Теплушку часто путают с вагонзаком, потому что в ней есть перегородка, разделявшая вагон. На самом-то деле, такие вагоны предназначались для переселенцев, отправляющихся в Сибирь или на Дальний Восток во времена Столыпина. Предполагалось, что в одной половине поедут люди, а в другой скот. По центру печка-буржуйка. Кстати, все очень рационально. Оказавшись на новом месте в ожидании собственного дома, вагон можно использовать для жилья. Подозреваю, их и использовали, и где-нибудь стоят целые поселки, собранные из таких теплушек.
Но этот вагон и на самом деле арестантский. В зарешеченной части, где полагалось перевозить коров и коней, находились люди — человек десять. Сказать что-то определенное об их социальной принадлежности сложно — кое-кто одет в штатское пальто, а кто-то в шинель, в крестьянский полушубок, у одного одежда торчала рваными клочьями, а у другого с иголочки.

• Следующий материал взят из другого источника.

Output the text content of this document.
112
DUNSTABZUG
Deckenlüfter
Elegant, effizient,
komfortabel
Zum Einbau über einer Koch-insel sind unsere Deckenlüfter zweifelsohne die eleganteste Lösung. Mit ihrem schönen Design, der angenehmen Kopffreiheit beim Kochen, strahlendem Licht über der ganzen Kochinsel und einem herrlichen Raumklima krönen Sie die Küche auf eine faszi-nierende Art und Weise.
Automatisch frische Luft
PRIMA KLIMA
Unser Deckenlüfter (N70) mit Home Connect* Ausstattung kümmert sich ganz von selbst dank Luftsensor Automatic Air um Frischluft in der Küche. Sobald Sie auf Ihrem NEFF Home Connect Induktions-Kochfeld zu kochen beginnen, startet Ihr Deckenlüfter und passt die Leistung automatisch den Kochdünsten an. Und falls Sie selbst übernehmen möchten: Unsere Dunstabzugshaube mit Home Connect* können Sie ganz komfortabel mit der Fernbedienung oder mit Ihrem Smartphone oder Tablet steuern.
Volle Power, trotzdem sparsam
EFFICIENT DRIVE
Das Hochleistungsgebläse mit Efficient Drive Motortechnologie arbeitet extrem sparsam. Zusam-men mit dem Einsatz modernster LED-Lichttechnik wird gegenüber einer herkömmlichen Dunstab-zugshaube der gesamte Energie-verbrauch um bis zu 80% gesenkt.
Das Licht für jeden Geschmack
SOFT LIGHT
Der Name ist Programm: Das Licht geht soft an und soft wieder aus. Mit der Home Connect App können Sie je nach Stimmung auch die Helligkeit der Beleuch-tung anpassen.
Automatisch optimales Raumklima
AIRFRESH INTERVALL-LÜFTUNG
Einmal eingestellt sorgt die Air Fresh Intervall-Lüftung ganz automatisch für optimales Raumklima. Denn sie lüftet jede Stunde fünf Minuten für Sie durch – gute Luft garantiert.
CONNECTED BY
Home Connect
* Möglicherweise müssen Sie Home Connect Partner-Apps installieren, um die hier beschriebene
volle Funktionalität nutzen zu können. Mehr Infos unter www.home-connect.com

Охрана — трое небритых мужиков средних лет в старых шинелях и при берданках — приняла мое появление без особой радости, даже пыталась протестовать, мол, не положено. А то мы сами не знаем, что посторонних в вагонах для арестантов быть не должно. Только для нашего брата-чекиста всё и везде «положено» хоть среди своих, хоть чужих. Да и вопрос о моем присутствии Кругликов согласовывал со старшим конвоя, а тот, само собой, начальнику особого отдела возразить не осмелился.
Да, а почему у вологодского конвоя, как и на Мудьюге, охрана вооружена устаревшим оружием? Впрочем, мосинская винтовка на фронте нужнее, а здесь и однозарядная сойдет.
Подозреваю, что у мужиков имелись собственные планы на поездку. Вон, морды у всех троих мрачные, неопохмеленные, а теперь шиш, при чекисте и «подлечиться» не получиться. Наверняка у них где-нибудь спрятана заветная бутылка самогонки, припасена нехитрая закусь.